Bertie Wolff | ||
---|---|---|
Volledige naam | Albert Bernard Wolff | |
Geboren | 18 februari 1914 Bandung | |
Overleden | 12 april 1991 Zeist | |
Onderdeel | Koninklijk Nederlands-Indisch Leger | |
Dienstjaren | 1934-1949 KNIL
1950-1970 Koninklijke Luchtmacht | |
Rang | Luitenant-generaal | |
Bevel | Luchtstrijdkrachten (commandant) |
Albert Bernard (Bertie) Wolff (Bandung, 18 februari 1914 – Zeist, 12 april 1991) was een Nederlands militair en piloot. In de rang van luitenant-generaal was hij tussen 1965 en 1970 chef luchtmachtstaf en bevelhebber van de Nederlandse luchtstrijdkrachten. Hij was een stimulator van de Nederlandse luchtvaartindustrie.[1]
Albert Bernard Wolff was de zoon van Majoor van de artillerie Baier Iser Wolff en Johanna Metz. Hij doorliep de Koning Willem III school in Batavia en de Koninklijke Militaire Academie in Breda waar hij afstudeerde in 1934.
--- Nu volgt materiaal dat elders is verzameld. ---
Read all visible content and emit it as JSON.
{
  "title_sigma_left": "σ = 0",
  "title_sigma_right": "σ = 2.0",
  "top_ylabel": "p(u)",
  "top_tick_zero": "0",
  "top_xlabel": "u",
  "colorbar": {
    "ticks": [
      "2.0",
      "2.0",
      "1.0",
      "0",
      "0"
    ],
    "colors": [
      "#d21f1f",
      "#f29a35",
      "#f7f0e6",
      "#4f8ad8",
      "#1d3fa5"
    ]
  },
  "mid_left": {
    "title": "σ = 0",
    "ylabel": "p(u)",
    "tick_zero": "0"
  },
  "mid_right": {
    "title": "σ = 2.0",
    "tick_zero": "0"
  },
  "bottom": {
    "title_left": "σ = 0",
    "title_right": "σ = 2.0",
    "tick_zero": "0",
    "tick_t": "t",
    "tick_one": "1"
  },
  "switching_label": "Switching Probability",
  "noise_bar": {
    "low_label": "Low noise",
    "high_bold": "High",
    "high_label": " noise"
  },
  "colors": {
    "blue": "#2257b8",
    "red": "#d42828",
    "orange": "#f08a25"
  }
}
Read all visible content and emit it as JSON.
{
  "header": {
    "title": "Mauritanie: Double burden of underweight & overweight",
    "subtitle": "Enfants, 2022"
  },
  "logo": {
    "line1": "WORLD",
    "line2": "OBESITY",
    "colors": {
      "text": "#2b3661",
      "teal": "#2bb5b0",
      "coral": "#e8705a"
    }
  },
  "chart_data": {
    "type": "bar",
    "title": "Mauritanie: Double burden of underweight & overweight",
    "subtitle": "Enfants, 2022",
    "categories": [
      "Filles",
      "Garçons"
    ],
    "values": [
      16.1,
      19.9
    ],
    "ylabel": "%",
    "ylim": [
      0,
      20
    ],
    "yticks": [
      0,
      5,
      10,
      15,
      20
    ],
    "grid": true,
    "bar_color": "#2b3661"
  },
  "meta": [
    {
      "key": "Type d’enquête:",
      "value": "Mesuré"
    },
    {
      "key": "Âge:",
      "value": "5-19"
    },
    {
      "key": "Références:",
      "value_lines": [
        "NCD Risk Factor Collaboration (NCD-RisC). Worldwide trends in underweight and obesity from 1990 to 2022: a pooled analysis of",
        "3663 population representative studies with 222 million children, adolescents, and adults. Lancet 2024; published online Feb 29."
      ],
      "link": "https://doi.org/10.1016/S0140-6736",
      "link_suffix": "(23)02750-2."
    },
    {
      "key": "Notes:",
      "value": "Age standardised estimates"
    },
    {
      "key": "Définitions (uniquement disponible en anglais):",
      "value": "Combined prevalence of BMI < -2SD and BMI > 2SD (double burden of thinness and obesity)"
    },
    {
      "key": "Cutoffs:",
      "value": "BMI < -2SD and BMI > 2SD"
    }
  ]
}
In datzelfde jaar 1934 werd Wolff benoemd tot tweede luitenant artillerie bij het Koninklijk Nederlands-Indisch Leger. In 1935 werd hij overgeplaatst naar de luchtvaartafdeling op het vliegveld Andir. Van 1938 tot 1942 was hij commandant van verschillende afdelingen bommenwerpers die opereerden boven Sumatra, Borneo en de Javazee tijdens de verovering van Nederlands-Indië door Japan.[2] Begin maart 1942 ontsnapte Wolff met zijn vrouw en zeven medepassagiers in het laatste gevechtstoestel naar Australië.
Van mei 1942 tot februari 1944 was Wolff luchtvaartinstructeur aan de Royal Netherlands Military Flying School in de Verenigde Staten. In September 1945 werd hij onderdirecteur van de Recovery Allied Prisoners of War and Internees en in 1946 Chef Staf van de Bali-Lombok Brigade.
De snelle verovering van luchthaven Magoewo op 19 december 1948 zonder bloedvergieten aan Nederlandse kant, wordt toegeschreven aan de planning van Wolff.[3] Met deze operatie bij Yogyakarta, het hoofkwartier van de indonesische onafhankelijkheidsstrijders, begon de tweede politionele actie. Tot 1949 was Wolff Stafofficier Luchtvaartzaken van het KNIL.
In 1949 vertrok Wolff naar Nederland om instructeur te worden aan de Luchtmachtstafschool in Den Haag. In 1950 werd hij benoemd tot majoor-vlieger waarnemer. In 1951 werd hij directeur van de Luchtmachtstafschool. In 1955, in de rang van kolonel-vlieger waarnemer, werd hij chef staf van het commando luchtverdediging. Vervolgens werd hij benoemd tot sous-chef van de luchtmachtstaf in de rang van commodore. Als zodanig toonde hij zich voorstander van een geïntegreerde NAVO-luchtverdediging.[4] In 1960 werd Wolff commandant van het commando luchtverdediging. In 1961 volgde zijn benoeming tot generaal-majoor. In 1965, in de rang van luitenant-generaal, werd Wolff bevelhebber van de luchtstrijdkrachten.[5] Onder zijn verantwoordelijkheid werden de Northrop F-5 vliegtuigen aangeschaft.[6]
Na zijn pensioen werd Wolff voorzitter van de Stichting Nederlands Instituut voor Vliegtuigontwikkeling.[7]